Importance of accuracy.
The reliability of a patient’s SMBG measurements presents a challenge in dealing with diabetes. When reporting blood glucose levels, patients may adjust high or low readings to narrow the gap between ideal values. This makes it important to educate patients that monitoring their blood glucose should be specifically emphasized to maintain a patient’s daily blood glucose close to normal.

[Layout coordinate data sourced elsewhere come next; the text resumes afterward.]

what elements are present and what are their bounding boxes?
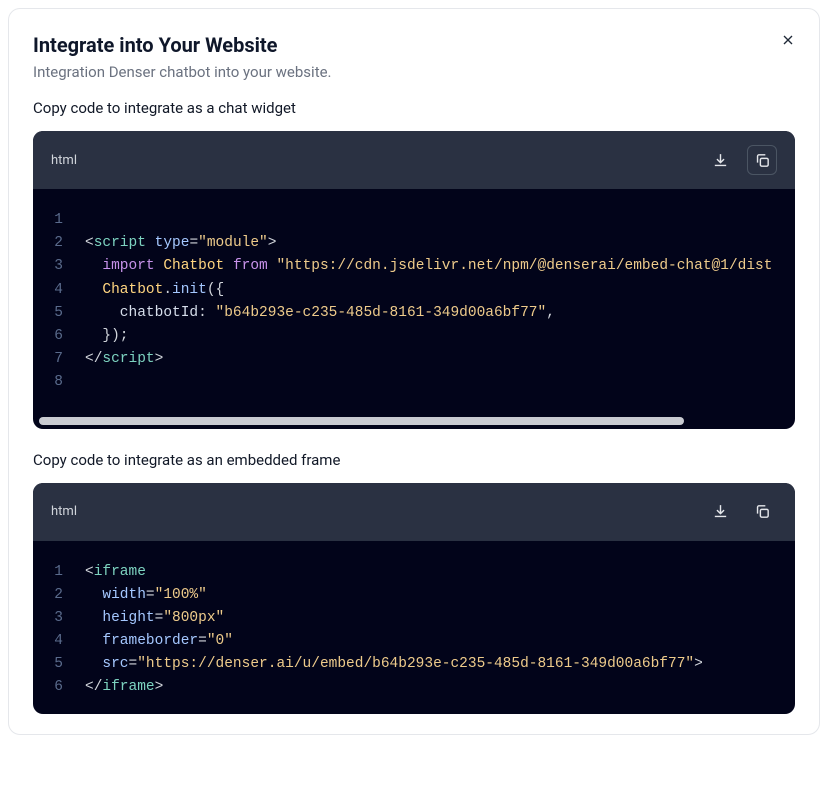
code-header: html <box>33 131 795 189</box>
modal-title: Integrate into Your Website <box>33 33 795 57</box>
code-line: 4 Chatbot.init({ <box>41 279 787 302</box>
code-lang-label: html <box>51 504 77 519</box>
line-number: 1 <box>41 561 67 584</box>
line-number: 4 <box>41 630 67 653</box>
download-button[interactable] <box>705 145 735 175</box>
code-body-iframe[interactable]: 1<iframe2 width="100%"3 height="800px"4 … <box>33 541 795 714</box>
code-line: 5 src="https://denser.ai/u/embed/b64b293… <box>41 653 787 676</box>
code-line: 3 import Chatbot from "https://cdn.jsdel… <box>41 255 787 278</box>
code-line: 6 }); <box>41 325 787 348</box>
line-content: frameborder="0" <box>67 630 233 653</box>
line-content: <iframe <box>67 561 146 584</box>
line-number: 1 <box>41 209 67 232</box>
line-number: 3 <box>41 607 67 630</box>
line-content <box>67 209 85 232</box>
code-body-widget[interactable]: 12<script type="module">3 import Chatbot… <box>33 189 795 409</box>
copy-icon <box>754 503 771 520</box>
copy-button[interactable] <box>747 145 777 175</box>
download-icon <box>712 152 729 169</box>
line-content: </iframe> <box>67 676 163 699</box>
code-line: 8 <box>41 371 787 394</box>
line-content <box>67 371 85 394</box>
code-block-widget: html 12<script type="module">3 import Ch… <box>33 131 795 429</box>
line-number: 6 <box>41 676 67 699</box>
code-block-iframe: html 1<iframe2 width="100%"3 height="800… <box>33 483 795 714</box>
line-content: import Chatbot from "https://cdn.jsdeliv… <box>67 255 772 278</box>
section-label-widget: Copy code to integrate as a chat widget <box>33 99 795 117</box>
line-number: 6 <box>41 325 67 348</box>
line-number: 8 <box>41 371 67 394</box>
line-number: 7 <box>41 348 67 371</box>
line-content: }); <box>67 325 129 348</box>
code-line: 2<script type="module"> <box>41 232 787 255</box>
modal-subtitle: Integration Denser chatbot into your web… <box>33 63 795 81</box>
code-line: 2 width="100%" <box>41 584 787 607</box>
line-number: 3 <box>41 255 67 278</box>
line-content: width="100%" <box>67 584 207 607</box>
code-line: 7</script> <box>41 348 787 371</box>
line-content: </script> <box>67 348 163 371</box>
line-number: 2 <box>41 584 67 607</box>
close-icon <box>780 32 796 48</box>
copy-button[interactable] <box>747 497 777 527</box>
line-number: 4 <box>41 279 67 302</box>
line-content: src="https://denser.ai/u/embed/b64b293e-… <box>67 653 703 676</box>
code-line: 5 chatbotId: "b64b293e-c235-485d-8161-34… <box>41 302 787 325</box>
code-header: html <box>33 483 795 541</box>
line-content: chatbotId: "b64b293e-c235-485d-8161-349d… <box>67 302 555 325</box>
line-number: 2 <box>41 232 67 255</box>
code-lang-label: html <box>51 153 77 168</box>
line-content: Chatbot.init({ <box>67 279 224 302</box>
code-line: 1<iframe <box>41 561 787 584</box>
download-icon <box>712 503 729 520</box>
code-line: 4 frameborder="0" <box>41 630 787 653</box>
line-number: 5 <box>41 653 67 676</box>
code-header-actions <box>705 145 777 175</box>
code-line: 1 <box>41 209 787 232</box>
line-content: height="800px" <box>67 607 224 630</box>
scrollbar-thumb[interactable] <box>39 417 684 425</box>
line-number: 5 <box>41 302 67 325</box>
integration-modal: Integrate into Your Website Integration … <box>8 8 820 735</box>
download-button[interactable] <box>705 497 735 527</box>
scrollbar[interactable] <box>39 417 789 427</box>
code-line: 3 height="800px" <box>41 607 787 630</box>
code-header-actions <box>705 497 777 527</box>
section-label-iframe: Copy code to integrate as an embedded fr… <box>33 451 795 469</box>
copy-icon <box>754 152 771 169</box>
code-line: 6</iframe> <box>41 676 787 699</box>
line-content: <script type="module"> <box>67 232 276 255</box>
close-button[interactable] <box>779 31 797 49</box>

Making patients aware that the glucose meter has a memory function can help improve the reliability of SMBG measurements. In a study of intensive therapy for type 1 diabetes, it was found that the memory function of the glucose meter with computer-assisted analysis improved glycemic control more than a form of glucose meter to diary. Intensive therapy included monthly blood glucose measurements, interviews with the nurse responsible for monitoring blood glucose control and compliance with treatment, and adjustments to the treatment plan when needed. All patients had been on an insulin pump or 4 daily insulin injections for 1 year prior to starting the memory-based glucose meter. Although the frequency of measurement increased from 4.59 to 5.25 times per day, the difference was not significant. However, the change in HbA1c values correlated with the frequency of glucose monitoring. This study confirms that blood glucose readings and systematic interpretation can help patients maintain self-care behaviors and strive to meet standards. Patients should be told to bring a glucose meter to their appointment visits so that they can perform self-testing on the spot to improve patient self-measurement techniques and accuracy of measurement, and frequent education on testing techniques can ensure accuracy of measurement.
Monitoring.
Values represent the combined fasting and postprandial glucose levels over the past 3 months. the ADA recommends that HbA1c be measured preferably twice a year for patients with diabetes who meet the standard, and four times a year for those who do not meet the standard or who change their treatment regimen. Instruments that provide rapid HbA1c results can help improve glycemic control. A randomized prospective controlled study compared the differences between laboratory methods of measurement and methods that provide results immediately when treated with insulin. At baseline, HbA1c was 8.67% and 8.49%, with comparable insulin dose and number of daily injections. at 6 and 12 months, HbA1c improved significantly in the immediate results group (-0.57% and -0.40%; p<0.01), while it was not significant in the control group (-0.11% and -0.19%). Although no behavior-specific changes were found, it was found that the frequency of insulin injections increased in the HbA1c immediate outcome group (p<0.001), suggesting that the measurement resulted in a change in the patients' injection regimen. This result supports the hypothesis that rapid use of the test results in clinical treatment would be beneficial for achieving ideal glycemic control.
Although HbAlc is the standard measure of long-term glycemic control, it is not suitable for diabetic patients with shortened erythrocyte lifespan such as hemoglobinopathies and blood loss. In such cases, measurement of mean glucose level or fructosamine level is a better indicator of glycemic control than measurement of glycosylated hemoglobin. There is evidence that the response to elevated blood glucose HbAlc varies between individuals and that 62% of this population variation is a genetic effect. Recent data suggest that biological variation in HbA1c values is a predictive risk factor for retinopathy and nephropathy in patients with type 1 diabetes. However, the source of the variation is unclear.